Using a calculator, for each sample, we have that:
[tex]\mu_B = 210.8, s_B = 33.85, sE_B = \frac{33.85}{\sqrt{15}} = 8.74[/tex]
[tex]\mu_A = 207.2, s_A = 33.47, sE_A = \frac{33.47}{\sqrt{15}} = 8.64[/tex]
Hence, for the distribution of differences, we have that:
[tex]\overline{x} = \mu_A - \mu_B = 207.2 - 210.8 = -3.6[/tex]
[tex]s = \sqrt{sE_B^2 + sE_A^2} = \sqrt{8.74^2 + 8.64^2} = 12.3[/tex]
What is the test statistic?
It is given by:
[tex]t = \frac{\overline{x} - \mu}{s}[/tex]

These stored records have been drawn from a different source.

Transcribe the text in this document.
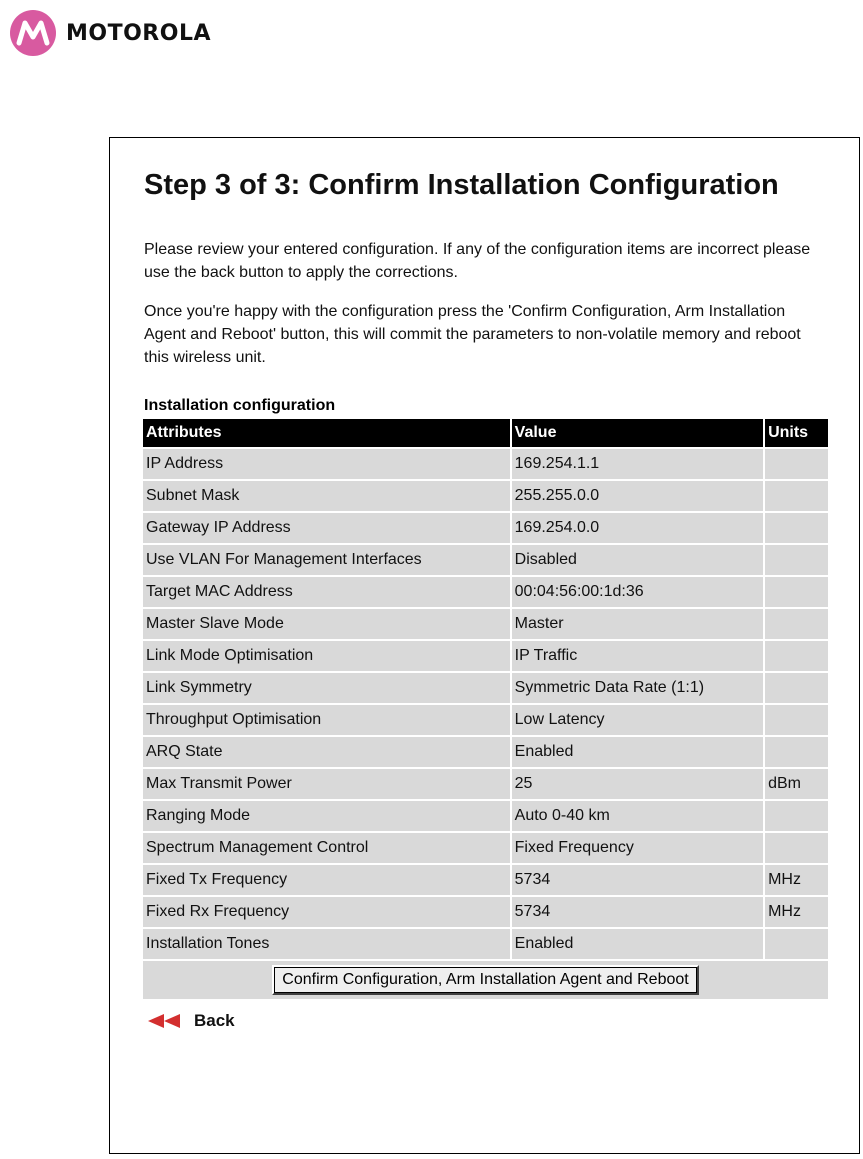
MOTOROLA
Step 3 of 3: Confirm Installation Configuration

Please review your entered configuration. If any of the configuration items are incorrect please use the back button to apply the corrections.

Once you're happy with the configuration press the 'Confirm Configuration, Arm Installation Agent and Reboot' button, this will commit the parameters to non-volatile memory and reboot this wireless unit.

Installation configuration
Attributes	Value	Units
IP Address	169.254.1.1	
Subnet Mask	255.255.0.0	
Gateway IP Address	169.254.0.0	
Use VLAN For Management Interfaces	Disabled	
Target MAC Address	00:04:56:00:1d:36	
Master Slave Mode	Master	
Link Mode Optimisation	IP Traffic	
Link Symmetry	Symmetric Data Rate (1:1)	
Throughput Optimisation	Low Latency	
ARQ State	Enabled	
Max Transmit Power	25	dBm
Ranging Mode	Auto 0-40 km	
Spectrum Management Control	Fixed Frequency	
Fixed Tx Frequency	5734	MHz
Fixed Rx Frequency	5734	MHz
Installation Tones	Enabled	
Confirm Configuration, Arm Installation Agent and Reboot		
Back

In which [tex]\mu = 0[/tex] is the value tested at the null hypothesis.
Then:
[tex]t = \frac{\overline{x} - \mu}{s}[/tex]

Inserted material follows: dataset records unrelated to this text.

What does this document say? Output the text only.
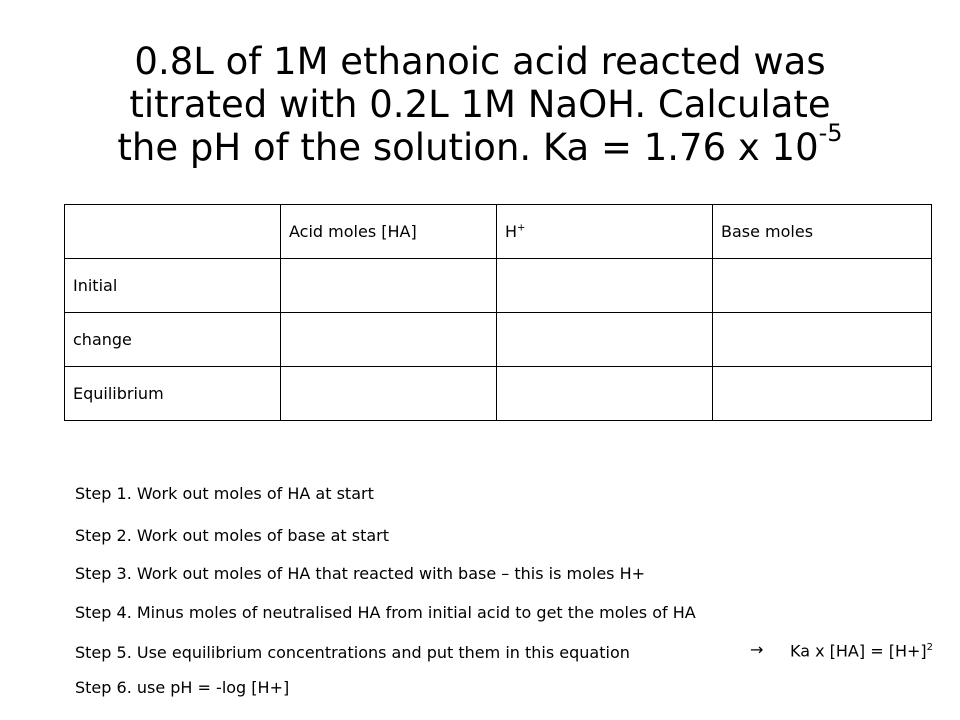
0.8L of 1M ethanoic acid reacted was
titrated with 0.2L 1M NaOH. Calculate
the pH of the solution. Ka = 1.76 x $10^{-5}$
	Acid moles [HA]	H+	Base moles
Initial			
change			
Equilibrium			
Step 1. Work out moles of HA at start
Step 2. Work out moles of base at start
Step 3. Work out moles of HA that reacted with base – this is moles H+
Step 4. Minus moles of neutralised HA from initial acid to get the moles of HA
Step 5. Use equilibrium concentrations and put them in this equation
Step 6. use pH = -log [H+]
→ Ka x $[HA] = [H+]^2$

[tex]t = \frac{-3.6 - 0}{12.3}[/tex]
[tex]t = -0.29[/tex]
What is the decision?
Considering a left-tailed test, as we are testing if the mean is less than a value, with a standard significance level of 0.05 and 15 + 15 - 2 = 28 df, the critical value is of [tex]t^{\ast} = -1.7[/tex].
Since the test statistic is greater than the critical value for the left tailed test, it cannot be concluded that the diet has a long-term effect, as the null hypothesis is not rejected.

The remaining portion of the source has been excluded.